PROBABLY EXISTS:   CRDS currently has a few things:

1.  Maybe the best,  open up the Operational Context Display to a particular instrument and type,  then type the filename into the Search box.   That will list all rows / criteria assigning that file.   For HST some files will have multiple rows.

2.  The "crds matches" tool.   Used like this:

    $ crds matches --contexts jwst-operational --files jwst_nircam_distortion_0055.asdf

    CRDS - INFO -  Symbolic context 'jwst-operational' resolves to 'jwst_0341.pmap'
    
    jwst_nircam_distortion_0055.asdf : NIRCAM DISTORTION META.EXPOSURE.TYPE='NRC_IMAGE|NRC_TSIMAGE|NRC_FLAT|NRC_LED|NRC_WFSC' META.INSTRUMENT.DETECTOR='NRCA1' META.INSTRUMENT.CHANNEL='SHORT' META.INSTRUMENT.PUPIL='CLEAR|F162M|F164N|GDHS0|GDHS60|WLM8|WLP8|PINHOLES|MASKIPR' META.INSTRUMENT.FILTER='N/A' META.OBSERVATION.DATE='2014-10-01' META.OBSERVATION.TIME='00:00:00'

The matching output is on one line for each pattern a file matches for a particular context.    Like the Context display, one context and file can result in multiple rows.   This mechanism is also fully independent from (1) which is accomplished by the web page table s/w.

3.  The file details web page for each reference has a "Lookup Patterns" section that shows the equivalent of the crds matches output formatted as a table:

     https://jwst-crds.stsci.edu/browse/jwst_nircam_distortion_0055.asdf

This is an automatically run and and web formatted version of (2) crds.matches.

> (which is satisfied within the listings of a given reference
> under the instruments), the descriptions for those dropdowns in the
> explore best references area where an asterisk is an option should
> indicate that it is being used as a wildcard rather than a valid value.

MAYBE:   This sounds like a note that I can put directly on the explorer input page.  OK?

> 6.) The ability to search for and list all of the files for a given type
> and range of dates (e.g., all WFC3 UVIS darks for data taken between May
> 15 2017 and May 22 2017).  Right now, you get all references for a given
> date for a given list of parameters.

MAYBE:

The date range you mention seems to be on the datasets (DATE-OBS?),  not USEAFTER.  This exact query can be done as a fairly easy addition to the crds.bestrefs program:

    crds bestrefs --instrument wfc3 --datasets-since 2017-05-15 --datasets-until 2017-05-22 --types dark --print-new-references

where superficially --datasets-until is the only new thing.   Maybe CRDS will also need --some-new-output-format,  but nothing difficult.

On the plus side,  I think that addresses your current question leveraging portable CRDS resources that work for both projects the same way.   As long as you're not expecting completely different queries in the future,  it sounds solved.  

But...  we may be on the hairy edge of "CRDS is not SQL,  and CRDS is not the archive database."   So it's definitely advisable to think ahead to any other queries you may want to make so that they can be incorporated into the design.

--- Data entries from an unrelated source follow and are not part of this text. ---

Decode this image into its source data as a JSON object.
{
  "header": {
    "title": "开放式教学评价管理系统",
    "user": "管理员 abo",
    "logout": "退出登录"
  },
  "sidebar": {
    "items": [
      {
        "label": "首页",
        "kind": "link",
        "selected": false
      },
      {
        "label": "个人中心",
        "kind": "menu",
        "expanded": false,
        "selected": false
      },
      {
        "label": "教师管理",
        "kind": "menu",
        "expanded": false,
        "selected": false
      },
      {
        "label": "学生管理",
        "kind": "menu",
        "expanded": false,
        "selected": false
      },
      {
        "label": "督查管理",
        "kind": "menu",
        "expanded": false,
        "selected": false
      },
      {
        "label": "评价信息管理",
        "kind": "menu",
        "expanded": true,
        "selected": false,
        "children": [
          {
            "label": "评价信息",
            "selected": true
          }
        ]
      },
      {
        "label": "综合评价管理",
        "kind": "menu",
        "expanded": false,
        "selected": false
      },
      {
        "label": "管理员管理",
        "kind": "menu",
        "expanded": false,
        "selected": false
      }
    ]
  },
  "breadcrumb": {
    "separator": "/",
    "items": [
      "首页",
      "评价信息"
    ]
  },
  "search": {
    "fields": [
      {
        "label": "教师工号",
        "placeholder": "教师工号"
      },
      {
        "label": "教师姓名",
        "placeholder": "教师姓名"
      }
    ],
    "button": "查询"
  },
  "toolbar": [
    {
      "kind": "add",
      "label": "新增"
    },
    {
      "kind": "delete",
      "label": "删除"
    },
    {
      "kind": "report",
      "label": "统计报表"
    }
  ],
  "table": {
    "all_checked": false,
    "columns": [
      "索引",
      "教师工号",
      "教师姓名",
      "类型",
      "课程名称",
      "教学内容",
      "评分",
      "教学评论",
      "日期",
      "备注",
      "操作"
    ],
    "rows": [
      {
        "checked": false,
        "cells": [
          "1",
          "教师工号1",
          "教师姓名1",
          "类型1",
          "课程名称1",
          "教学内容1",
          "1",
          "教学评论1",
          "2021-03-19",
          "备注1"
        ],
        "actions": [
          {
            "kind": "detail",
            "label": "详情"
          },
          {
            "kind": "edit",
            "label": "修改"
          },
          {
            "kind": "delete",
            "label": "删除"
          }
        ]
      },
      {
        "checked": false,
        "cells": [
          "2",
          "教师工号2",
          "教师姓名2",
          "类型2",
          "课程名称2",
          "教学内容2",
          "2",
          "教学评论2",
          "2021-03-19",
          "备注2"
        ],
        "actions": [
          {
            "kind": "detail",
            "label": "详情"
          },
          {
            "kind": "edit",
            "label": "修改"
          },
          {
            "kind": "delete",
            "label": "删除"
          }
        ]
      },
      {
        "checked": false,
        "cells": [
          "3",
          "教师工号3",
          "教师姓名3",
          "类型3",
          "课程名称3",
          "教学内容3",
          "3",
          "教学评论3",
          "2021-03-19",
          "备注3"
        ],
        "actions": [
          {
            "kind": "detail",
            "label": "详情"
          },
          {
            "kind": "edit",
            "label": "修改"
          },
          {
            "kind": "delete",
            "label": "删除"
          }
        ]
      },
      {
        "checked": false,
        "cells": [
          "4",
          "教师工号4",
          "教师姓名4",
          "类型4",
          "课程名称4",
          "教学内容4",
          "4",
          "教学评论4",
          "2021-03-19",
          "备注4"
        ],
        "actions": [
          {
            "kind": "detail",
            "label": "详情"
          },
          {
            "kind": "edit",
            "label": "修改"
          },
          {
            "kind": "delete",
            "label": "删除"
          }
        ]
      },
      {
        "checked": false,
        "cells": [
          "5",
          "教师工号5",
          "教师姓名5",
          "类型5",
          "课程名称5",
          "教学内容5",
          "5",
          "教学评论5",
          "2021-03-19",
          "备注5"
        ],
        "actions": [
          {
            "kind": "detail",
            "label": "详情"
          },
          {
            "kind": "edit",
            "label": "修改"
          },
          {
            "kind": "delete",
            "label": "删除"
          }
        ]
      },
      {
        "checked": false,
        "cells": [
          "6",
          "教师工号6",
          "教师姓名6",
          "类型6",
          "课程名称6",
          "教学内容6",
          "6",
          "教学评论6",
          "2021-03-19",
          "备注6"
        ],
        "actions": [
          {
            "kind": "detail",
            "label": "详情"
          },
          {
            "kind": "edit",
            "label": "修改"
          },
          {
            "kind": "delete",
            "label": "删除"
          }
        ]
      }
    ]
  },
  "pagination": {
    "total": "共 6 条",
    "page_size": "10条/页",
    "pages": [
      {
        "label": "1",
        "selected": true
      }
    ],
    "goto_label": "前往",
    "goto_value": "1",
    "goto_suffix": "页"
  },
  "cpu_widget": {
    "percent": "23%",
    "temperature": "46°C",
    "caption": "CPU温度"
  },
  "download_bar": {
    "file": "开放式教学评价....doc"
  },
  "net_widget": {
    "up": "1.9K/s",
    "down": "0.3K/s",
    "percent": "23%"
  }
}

> 7.)  On the Explore Best References area, update the default values of the
> parameters and remove others.  For example, the default detector for ACS
> is HRC and the default gain is 0.5.  These should be WFC and 2.0,
> respectively.  The LTV1 and LTV2 parameters aren¹t needed.

HERE I DISAGREE:    LTV1 and LTV2 are needed by ACS BIASFILE hook functions not visible in the rmap.

> 8.)  CRDS requirement DMS-HST-11: CRDS shall provide a tool or web
> interface that allows users to access dictionaries with information on the
> selection parameters and valid values for a given reference file (type).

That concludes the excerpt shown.